St. Mary’s County officials on Feb. 20 reviewed the 2025 performance of the county’s 457(b) plan, approving a plan summary presented by Voya and accepting a fourth-quarter report from Marquette & Associates.
Voya representative Sara Katala told the governance committee the plan began the year with roughly $23.7 million in assets, added about $2.1 million in payroll contributions and closed the year with a reported balance of $27.9 million; Katala said the plan’s close-of-business balance the night before the meeting was $29.2 million. "We started the beginning of the year with 23,700,000 in assets," Katala said, and attributed the growth to contributions and dividend income.
Katala reported 62 new enrollments in 2025 (a 10.7% increase year-over-year), 461 total participants and 331 active contributors over the most recent four-month window.
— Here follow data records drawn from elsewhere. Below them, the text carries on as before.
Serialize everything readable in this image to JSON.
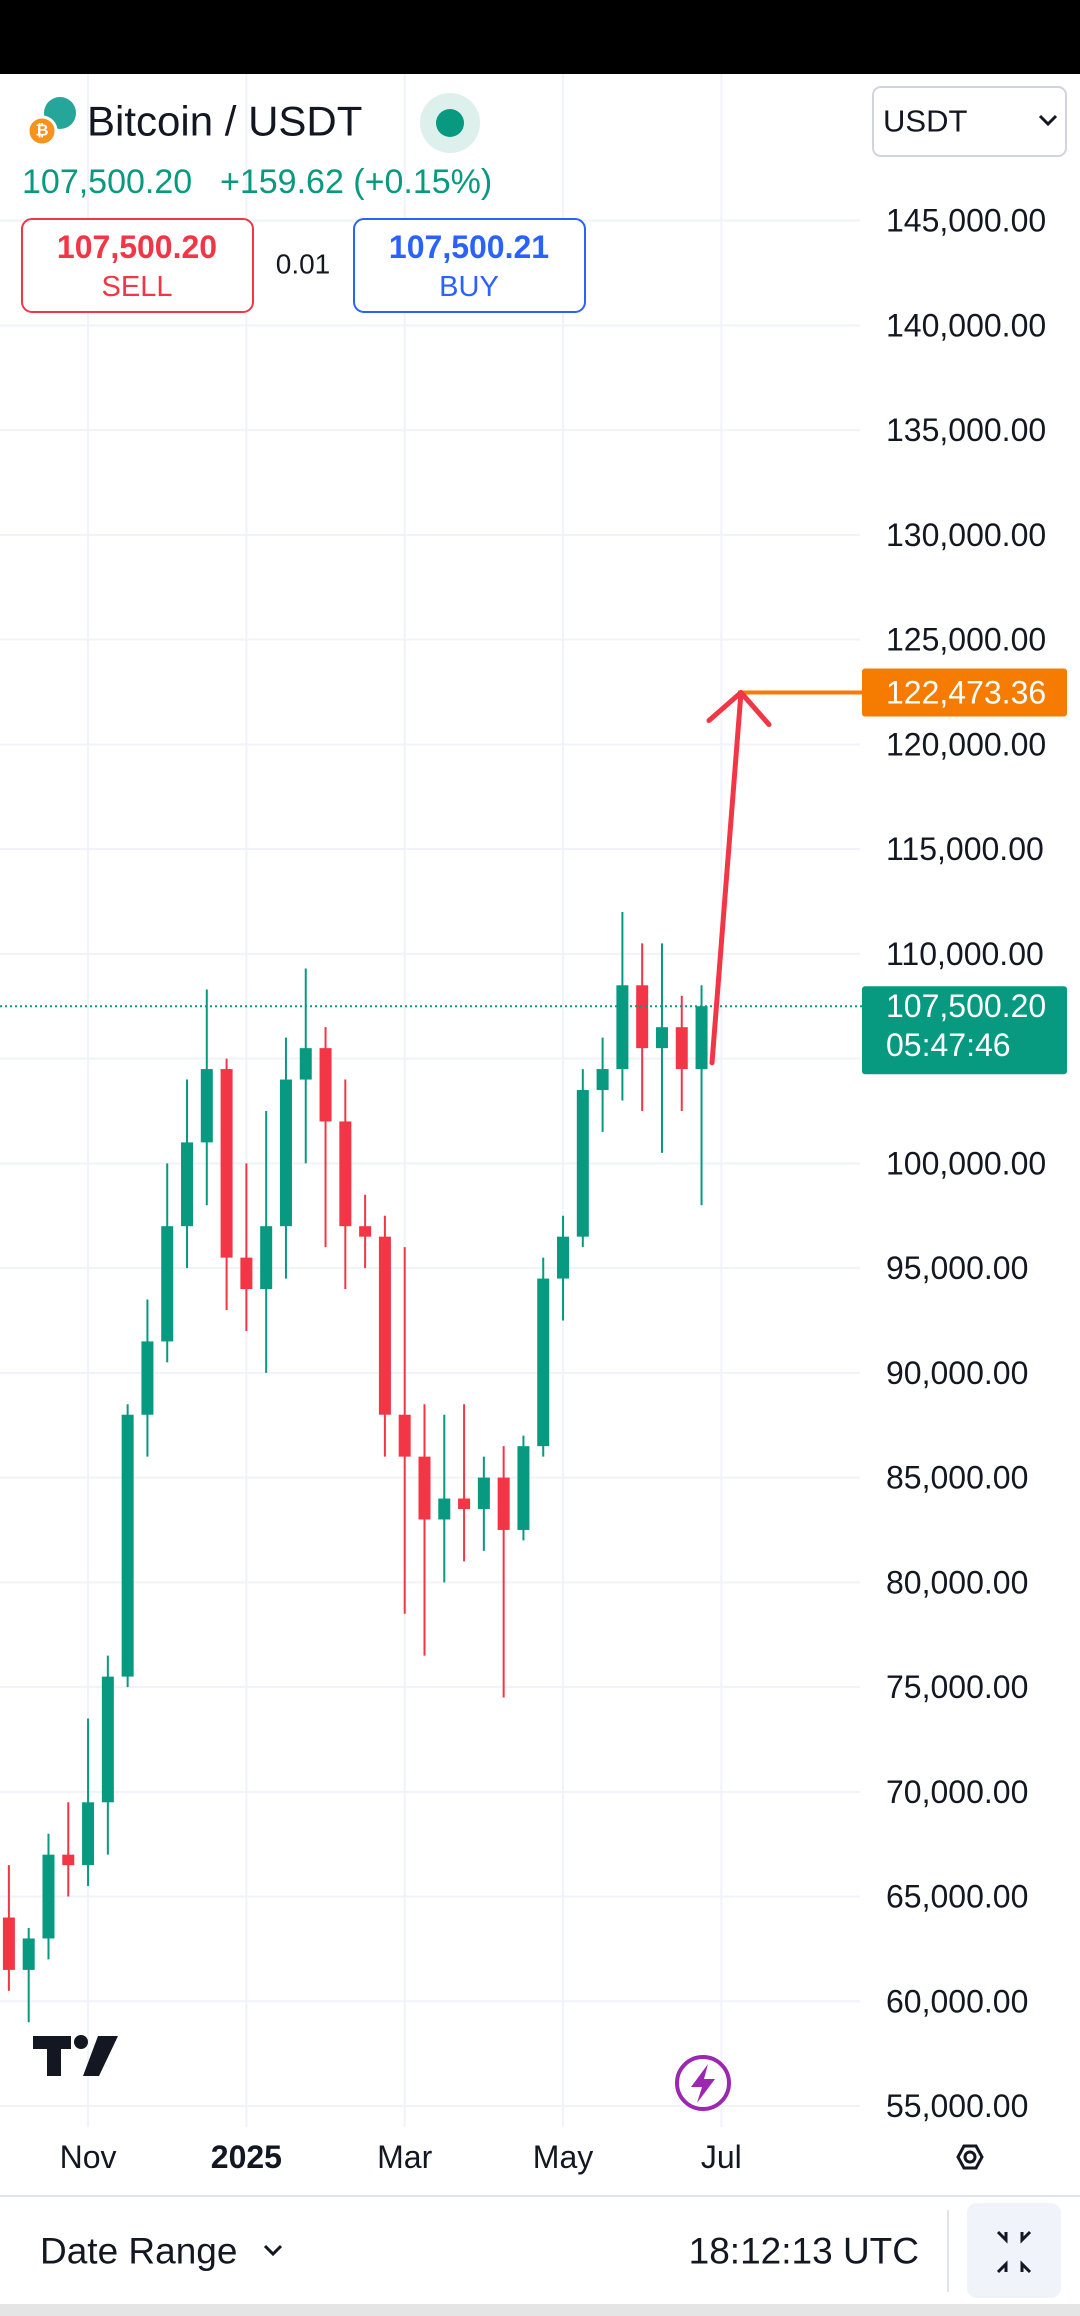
{
  "header": {
    "symbol": "Bitcoin / USDT",
    "price": "107,500.20",
    "change": "+159.62 (+0.15%)",
    "currency": "USDT"
  },
  "trade": {
    "sell_price": "107,500.20",
    "sell_label": "SELL",
    "quantity": "0.01",
    "buy_price": "107,500.21",
    "buy_label": "BUY"
  },
  "chart_data": {
    "type": "candlestick",
    "categories": [
      null,
      null,
      null,
      null,
      "Nov",
      null,
      null,
      null,
      null,
      null,
      null,
      null,
      "2025",
      null,
      null,
      null,
      null,
      null,
      null,
      null,
      "Mar",
      null,
      null,
      null,
      null,
      null,
      null,
      null,
      "May",
      null,
      null,
      null,
      null,
      null,
      null,
      null,
      "Jul"
    ],
    "series": [
      {
        "up_color": "#089981",
        "down_color": "#f23645",
        "values": [
          [
            64000,
            66500,
            60500,
            61500
          ],
          [
            61500,
            63500,
            59000,
            63000
          ],
          [
            63000,
            68000,
            62000,
            67000
          ],
          [
            67000,
            69500,
            65000,
            66500
          ],
          [
            66500,
            73500,
            65500,
            69500
          ],
          [
            69500,
            76500,
            67000,
            75500
          ],
          [
            75500,
            88500,
            75000,
            88000
          ],
          [
            88000,
            93500,
            86000,
            91500
          ],
          [
            91500,
            100000,
            90500,
            97000
          ],
          [
            97000,
            104000,
            95000,
            101000
          ],
          [
            101000,
            108300,
            98000,
            104500
          ],
          [
            104500,
            105000,
            93000,
            95500
          ],
          [
            95500,
            100000,
            92000,
            94000
          ],
          [
            94000,
            102500,
            90000,
            97000
          ],
          [
            97000,
            106000,
            94500,
            104000
          ],
          [
            104000,
            109300,
            100000,
            105500
          ],
          [
            105500,
            106500,
            96000,
            102000
          ],
          [
            102000,
            104000,
            94000,
            97000
          ],
          [
            97000,
            98500,
            95000,
            96500
          ],
          [
            96500,
            97500,
            86000,
            88000
          ],
          [
            88000,
            96000,
            78500,
            86000
          ],
          [
            86000,
            88500,
            76500,
            83000
          ],
          [
            83000,
            88000,
            80000,
            84000
          ],
          [
            84000,
            88500,
            81000,
            83500
          ],
          [
            83500,
            86000,
            81500,
            85000
          ],
          [
            85000,
            86500,
            74500,
            82500
          ],
          [
            82500,
            87000,
            82000,
            86500
          ],
          [
            86500,
            95500,
            86000,
            94500
          ],
          [
            94500,
            97500,
            92500,
            96500
          ],
          [
            96500,
            104500,
            96000,
            103500
          ],
          [
            103500,
            106000,
            101500,
            104500
          ],
          [
            104500,
            112000,
            103000,
            108500
          ],
          [
            108500,
            110500,
            102500,
            105500
          ],
          [
            105500,
            110500,
            100500,
            106500
          ],
          [
            106500,
            108000,
            102500,
            104500
          ],
          [
            104500,
            108500,
            98000,
            107500.2
          ],
          null
        ]
      }
    ],
    "ylim": [
      54000,
      152000
    ],
    "yticks": [
      {
        "value": 55000,
        "label": "55,000.00"
      },
      {
        "value": 60000,
        "label": "60,000.00"
      },
      {
        "value": 65000,
        "label": "65,000.00"
      },
      {
        "value": 70000,
        "label": "70,000.00"
      },
      {
        "value": 75000,
        "label": "75,000.00"
      },
      {
        "value": 80000,
        "label": "80,000.00"
      },
      {
        "value": 85000,
        "label": "85,000.00"
      },
      {
        "value": 90000,
        "label": "90,000.00"
      },
      {
        "value": 95000,
        "label": "95,000.00"
      },
      {
        "value": 100000,
        "label": "100,000.00"
      },
      {
        "value": 105000,
        "label": "105,000.00"
      },
      {
        "value": 110000,
        "label": "110,000.00"
      },
      {
        "value": 115000,
        "label": "115,000.00"
      },
      {
        "value": 120000,
        "label": "120,000.00"
      },
      {
        "value": 125000,
        "label": "125,000.00"
      },
      {
        "value": 130000,
        "label": "130,000.00"
      },
      {
        "value": 135000,
        "label": "135,000.00"
      },
      {
        "value": 140000,
        "label": "140,000.00"
      },
      {
        "value": 145000,
        "label": "145,000.00"
      }
    ],
    "grid": true,
    "last_price": {
      "value": 107500.2,
      "label": "107,500.20",
      "countdown": "05:47:46",
      "color": "#089981"
    },
    "target_line": {
      "value": 122473.36,
      "label": "122,473.36",
      "color": "#f57c00"
    },
    "arrow": {
      "start": 104800,
      "color": "#f23645"
    }
  },
  "footer": {
    "date_range": "Date Range",
    "time": "18:12:13 UTC"
  }
}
On participant engagement, she said 76% of participants used Voya’s channels (call center, mobile app or website), while web registration rose to 84%. Katala highlighted fraud protections for registered accounts, saying, "In the event a participant incurs a loss, Voya will make them whole." She also described the managed-account program’s advisory and paid-management options and said staff will review small account balances in April to determine closures for balances under $7,000.
Committee members discussed retirement-readiness projections produced by the My Orange Money tool. Katala described tool behavior and data inputs, noting projections depend on whether participants enter outside retirement accounts and pension information: "It depends on whether or not they enter their information into the My Orange Money," she said.
Marquette & Associates associate Patrick Wingham presented contextual market commentary and manager-level results. He said U.S. equities were a strong contributor to 2025 returns and that target-date funds—which comprise the majority of plan assets—performed well in the fourth quarter. Wingham identified two managers placed on a watch list for underperformance and said Marquette will continue monitoring them with a possible recommendation for replacement if issues persist. He also reported a weighted average participant expense ratio of about 0.29%, versus an industry median near 0.50%.
Following the presentations and committee questions, the body moved and approved the plan summary covering 01/01/2025–12/31/2025 and later voted to accept Marquette’s fourth-quarter report. Acting plan administrator Tracy McPherson reported a Marquette invoice dated 01/01/2026 for $4,500 covering investment counseling services from October through December 2025; the committee moved and approved the administrator’s report, which included that bill.
No public comments were offered. The committee set a next meeting date of June 25 and adjourned by voice vote.
The committee’s next steps include Marquette’s continued monitoring of the two watch-list managers, a staff review of small participant account balances in April, and a future update on whether Secure 2.0 changes affect participant behavior.